Supermassive black holes are the enormous, hungry gravitational centers of our galaxies, but eating all of that matter leaves them a little gassy. So gassy, in fact, that they eject streams of molecular hydrogen (two hydrogen molecules bound together) at speeds of 1 million kilometers per hour. Much like farting is a normal part of your body’s healthy function, so the gas passed by black holes is important to galaxy evolution, and now scientists know how they work.
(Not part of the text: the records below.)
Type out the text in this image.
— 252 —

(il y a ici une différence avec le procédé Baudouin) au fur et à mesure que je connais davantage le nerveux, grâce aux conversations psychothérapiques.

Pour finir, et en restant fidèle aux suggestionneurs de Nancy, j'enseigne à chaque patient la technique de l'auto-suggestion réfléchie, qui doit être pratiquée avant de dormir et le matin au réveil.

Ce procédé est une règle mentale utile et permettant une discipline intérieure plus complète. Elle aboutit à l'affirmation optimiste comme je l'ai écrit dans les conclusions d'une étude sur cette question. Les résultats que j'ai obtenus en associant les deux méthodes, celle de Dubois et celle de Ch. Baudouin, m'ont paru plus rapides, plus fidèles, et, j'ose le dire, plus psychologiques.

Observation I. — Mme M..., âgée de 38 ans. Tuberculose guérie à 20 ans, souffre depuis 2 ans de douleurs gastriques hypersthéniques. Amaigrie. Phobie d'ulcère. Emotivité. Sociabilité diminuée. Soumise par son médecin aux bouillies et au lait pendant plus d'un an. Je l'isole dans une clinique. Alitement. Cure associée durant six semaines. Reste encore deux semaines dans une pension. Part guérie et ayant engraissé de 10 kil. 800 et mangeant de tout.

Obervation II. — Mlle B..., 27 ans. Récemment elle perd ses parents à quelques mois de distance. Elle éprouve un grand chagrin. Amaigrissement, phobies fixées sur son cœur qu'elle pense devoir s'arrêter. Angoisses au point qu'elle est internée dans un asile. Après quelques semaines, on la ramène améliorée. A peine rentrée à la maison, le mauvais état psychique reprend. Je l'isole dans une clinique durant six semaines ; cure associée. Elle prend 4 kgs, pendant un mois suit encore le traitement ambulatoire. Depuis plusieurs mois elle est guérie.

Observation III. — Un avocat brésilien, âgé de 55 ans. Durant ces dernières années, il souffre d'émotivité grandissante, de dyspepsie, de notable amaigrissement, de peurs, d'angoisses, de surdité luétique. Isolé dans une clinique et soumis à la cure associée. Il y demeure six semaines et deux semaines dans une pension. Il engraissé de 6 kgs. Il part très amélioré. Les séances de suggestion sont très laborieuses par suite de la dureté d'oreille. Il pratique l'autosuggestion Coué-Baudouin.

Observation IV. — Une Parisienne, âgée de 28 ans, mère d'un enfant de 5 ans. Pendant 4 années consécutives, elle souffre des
The gas the black holes expel is the cold gas that is necessary for star formation, so as the gas is pushed out of a galaxy, it directly impacts that galaxy’s ability to form new stars and evolve. Scientists have known that for some time, but it hasn’t been quite clear exactly how the gas reaches the speeds that propel it out into interstellar space.
Researchers at the University of Sheffield used the Very Large Telescope of the European Southern Observatory in Chile to make the observation that the gas speed is affected by powerful jets of relativistic particles (like electrons) emitted by black holes. They saw that the fast-moving particles do indeed heat and speed up the hydrogen gas to a million kilometers per hour, according to the results published in Nature.
Scientists had theorized that electrons had been increasing the potency of black holes’ wind, but they were still surprised to see that, in practice, the gas could remain intact at such high velocity. They have apparently never heard the schoolyard legend of the kid who farts clear through his desk chair. Someday, we will unlock his secrets. Black holes have the answers.